Tuesday, October 19, 2004


Goddamn, what a depressing day. First of all I started out in Astronomy where we listed all the various ways the world is going to inevitably end and how humanity is simply devouring itself, and then I went on to Political Theory where we went over Hobbes who stated that there is no good and evil outside of arbitrary law and man is in a state of constant warfare for desires which can never be satisfied. Needless to say at the end of the class we were all so enthused over this philosophy that we all spontaneously jumped out of our seats and began giving each other peppy high-fives and claps on the shoulder.

So to cheer myself up, I'm going to talk about a subject that's always a ray of sunshine in our lives: politics. I'm going to go over the platforms of the two presidential candidates as I understand them from watching TV.

John Kerry: John Kerry feels that every woman should be forced to get an abortion even if she doesn't want one, because it's just so darn fun. He also thinks fetus tissue should be used for numerous things, such as lubricants for your engine and condiments in day to day meals. If he is elected president he wil try and single out the families that work the hardest for their money and then will tax them into oblivion so that he can spend more money on unemployed minorities and fruitless bureaucracies such as the Bureau of Grass Length Inspection. He feels that all people who are not white are not responsible for their actions because they are all oppressed by the white devil, and if he becomes president he will institute a National Give Your Home To A Foreigner For No Reason Day. When it comes to the war in Iraq, he will not remove troops from the area. Instead he will simply remove all weapons and defenses from them, as well as Israeli troops, so that vicious mobs of Arabs can roll over them, eating them alive in a fit of rabid fury. In order to placate the downtrodden Iraqis more, he will also send the elderly mothers of the troops to Iraq so that the wounded people can rape them and then put them to death, hopefully vindicating their ever-inspiring spirits and making amends for the atrocious acts America has done. He will also give Jaques Chirac many, many blowjobs.

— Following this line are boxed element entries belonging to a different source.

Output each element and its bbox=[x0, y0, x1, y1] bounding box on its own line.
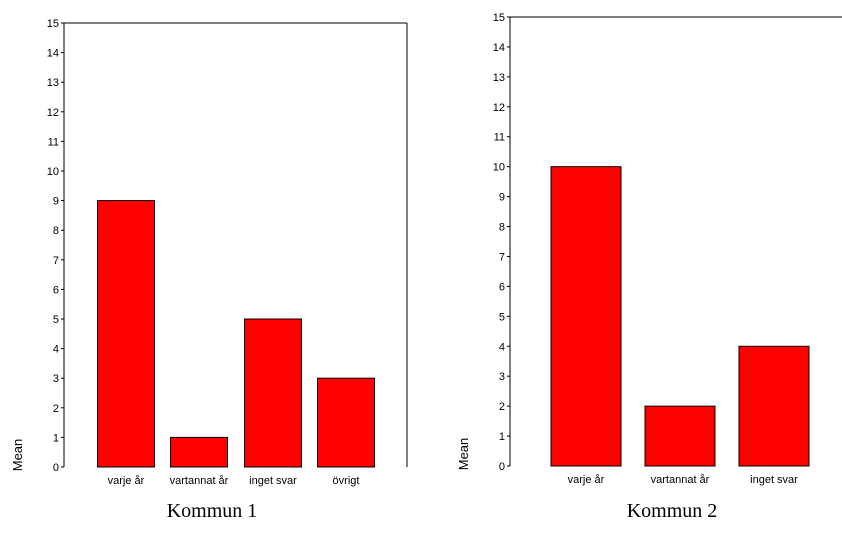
y-tick-label: 11 bbox=[494, 132, 505, 144]
y-tick-label: 15 bbox=[47, 18, 59, 30]
y-tick-label: 10 bbox=[493, 162, 505, 174]
y-tick-label: 12 bbox=[47, 107, 59, 119]
y-tick-label: 14 bbox=[47, 48, 59, 60]
y-tick-label: 3 bbox=[499, 371, 505, 383]
bar-4 bbox=[317, 377, 375, 468]
y-tick-label: 15 bbox=[493, 12, 505, 24]
y-tick-label: 5 bbox=[499, 311, 505, 323]
y-tick-label: 11 bbox=[48, 136, 59, 148]
y-tick-label: 2 bbox=[53, 403, 59, 415]
bar-3 bbox=[244, 318, 302, 468]
y-tick-label: 13 bbox=[47, 77, 59, 89]
y-tick-label: 4 bbox=[53, 344, 59, 356]
y-tick-label: 5 bbox=[53, 314, 59, 326]
y-tick-label: 1 bbox=[53, 432, 59, 444]
y-tick-label: 0 bbox=[53, 462, 59, 474]
y-axis-label: Mean bbox=[456, 438, 471, 471]
y-tick-label: 6 bbox=[499, 281, 505, 293]
y-tick-label: 13 bbox=[493, 72, 505, 84]
y-tick-label: 7 bbox=[499, 251, 505, 263]
bar-2 bbox=[644, 405, 716, 467]
bar-1 bbox=[550, 166, 622, 467]
x-tick-label: vartannat år bbox=[651, 474, 710, 486]
x-tick-label: övrigt bbox=[333, 475, 360, 487]
y-tick-label: 9 bbox=[53, 196, 59, 208]
x-tick-label: varje år bbox=[108, 475, 145, 487]
y-tick-label: 6 bbox=[53, 284, 59, 296]
y-tick-label: 14 bbox=[493, 42, 505, 54]
y-axis-label: Mean bbox=[10, 439, 25, 472]
x-tick-label: vartannat år bbox=[170, 475, 229, 487]
y-tick-label: 3 bbox=[53, 373, 59, 385]
y-tick-label: 8 bbox=[53, 225, 59, 237]
bar-1 bbox=[97, 200, 155, 468]
y-tick-label: 9 bbox=[499, 192, 505, 204]
y-tick-label: 2 bbox=[499, 401, 505, 413]
x-tick-label: inget svar bbox=[750, 474, 798, 486]
bar-2 bbox=[170, 436, 228, 468]
y-tick-label: 12 bbox=[493, 102, 505, 114]
bar-3 bbox=[738, 345, 810, 467]
y-tick-label: 1 bbox=[499, 431, 505, 443]
y-tick-label: 8 bbox=[499, 222, 505, 234]
y-tick-label: 0 bbox=[499, 461, 505, 473]
y-tick-label: 7 bbox=[53, 255, 59, 267]
chart-caption: Kommun 1 bbox=[167, 500, 258, 522]
chart-caption: Kommun 2 bbox=[627, 500, 718, 522]
x-tick-label: varje år bbox=[568, 474, 605, 486]
x-tick-label: inget svar bbox=[249, 475, 297, 487]
y-tick-label: 10 bbox=[47, 166, 59, 178]
y-tick-label: 4 bbox=[499, 341, 505, 353]
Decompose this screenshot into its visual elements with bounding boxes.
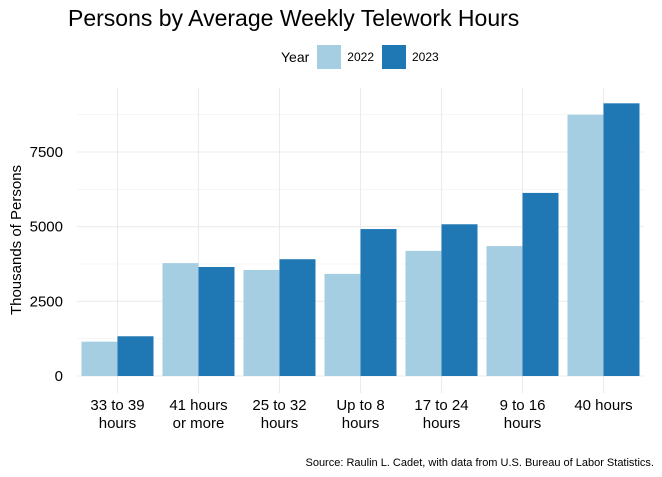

George Bush: George Bush thinks that money is an indication of divine right, and that the top .00004% of wealthy Americans should be allowed to enslave the rest of working America in order to produce more shoddy products and pollution, because smog just smells so great and who wants to see the year 2050 anyways? Minorities should be round up in camps and then driven into the sea like the cattle they are, and homosexuals should be whipped into a fine paste by industrial equipment and then fed to livestock. On the subject of bullets he is in favor of them flying at many people, preferably ones whose skins are a darker color than his. If elected President he will invade all nations who don't speak English the right way (with words like "ain't" and "geeyonouttaheah") with things like cruise missles and powerful atomic weapons. He will also start to refer to himself as Big Brother, and if the word "America" is not followed by the phrase "the country of God" whenever it is mentioned John Ashcroft will drop out of the sky on a jetpack and arrest you for thoughtcrime. George Bush also bathes and masturbates in crude oil regularly, and has now replaced much of his organic blood with it.

Ralph Nader is a fictitious invention of the nefarious demons of the Republican Party so that the Democrats will lose, or so the Democrats say. Republicans, on the other hand, claim that he is America's greatest hero and Bush regularly states, his eyes glistening with tears, that if he is not allowed on the ballot then this country is doomed to communism.

At least, that's the platforms as I understand them. Now all you have to do is decide who to vote against, because no one really supports any candidate, right?